Neural networks (NN) is a supervised machine learning algorithms that rose to fame in the late 1980s
Automatic methods like Support Vector Machines (SVM), boosting, and random forests caused NN, which required a lot of tinkering, to take a backseat.
Neural networks resurfaced after 2010 with the new name deep learning and by 2020 they are one of the most popular algorithms in machine learning.
Implementation
The rising success of NN, in part, is due to the vast improvements in computer power, larger training sets, and software: Tensorflow and PyTorch
In this course, we will utilize an R package to run these models. However, for more intensive or large-scale computations, consider using tools outside of R.
Preface
NN cover a broad range of concepts and techniques.
As with most of the subjects in this class, an entire course (grad school-level) could be given on this matter!
This lecture just scratches the surface
These methods are often used as a black box, but they are rooted in math and statistics.

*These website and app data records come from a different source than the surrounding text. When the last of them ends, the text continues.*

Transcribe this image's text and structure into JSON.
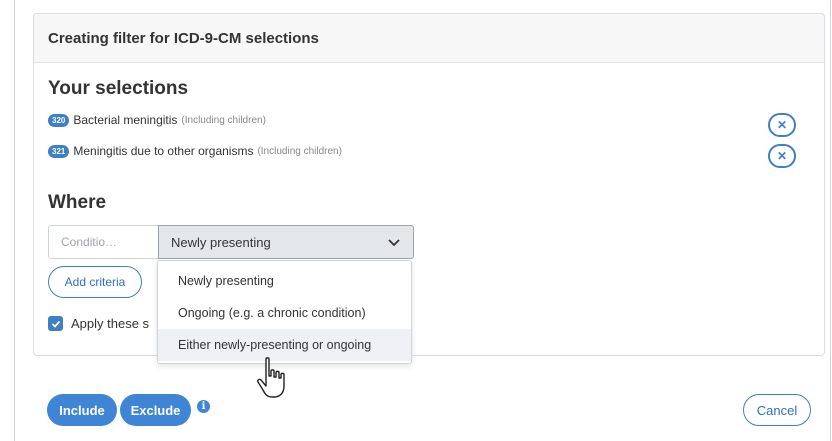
{
  "panel": {
    "title": "Creating filter for ICD-9-CM selections"
  },
  "selections": {
    "heading": "Your selections",
    "items": [
      {
        "code": "320",
        "label": "Bacterial meningitis",
        "note": "(Including children)",
        "remove_icon": "close-icon"
      },
      {
        "code": "321",
        "label": "Meningitis due to other organisms",
        "note": "(Including children)",
        "remove_icon": "close-icon"
      }
    ]
  },
  "where": {
    "heading": "Where",
    "condition_placeholder": "Conditio…",
    "select_value": "Newly presenting",
    "select_icon": "chevron-down-icon",
    "options": [
      "Newly presenting",
      "Ongoing (e.g. a chronic condition)",
      "Either newly-presenting or ongoing"
    ],
    "hovered_option_index": 2,
    "add_criteria_label": "Add criteria",
    "apply_label": "Apply these s",
    "apply_checked": true
  },
  "footer": {
    "include_label": "Include",
    "exclude_label": "Exclude",
    "info_icon": "info-icon",
    "cancel_label": "Cancel"
  },
  "colors": {
    "accent": "#3f85d6",
    "border_accent": "#3f7fc5",
    "hover_bg": "#eef0f3"
  },
  "cursor": "hand-pointer-cursor"
}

The material in this unit is slightly more challenging than elsewhere in this book.
Neural Networks
A neural network is a series of algorithms designed to recognize underlying relationships in a set of data through a process that mimics the way the human brain operates.
These can be applied to variety of predictors inputs (e.g. video, images, speech, sounds, text, time series, etc.)
NN require (a lot of) labeled training data to learn patterns and make predictions (the more diverse and representative, the better).
Structure of a NN
NN are often visualized as a Network Diagram with connections and nodes
These connections (denoted by arrows on the diagram) are each associated with a parameter (aka weight)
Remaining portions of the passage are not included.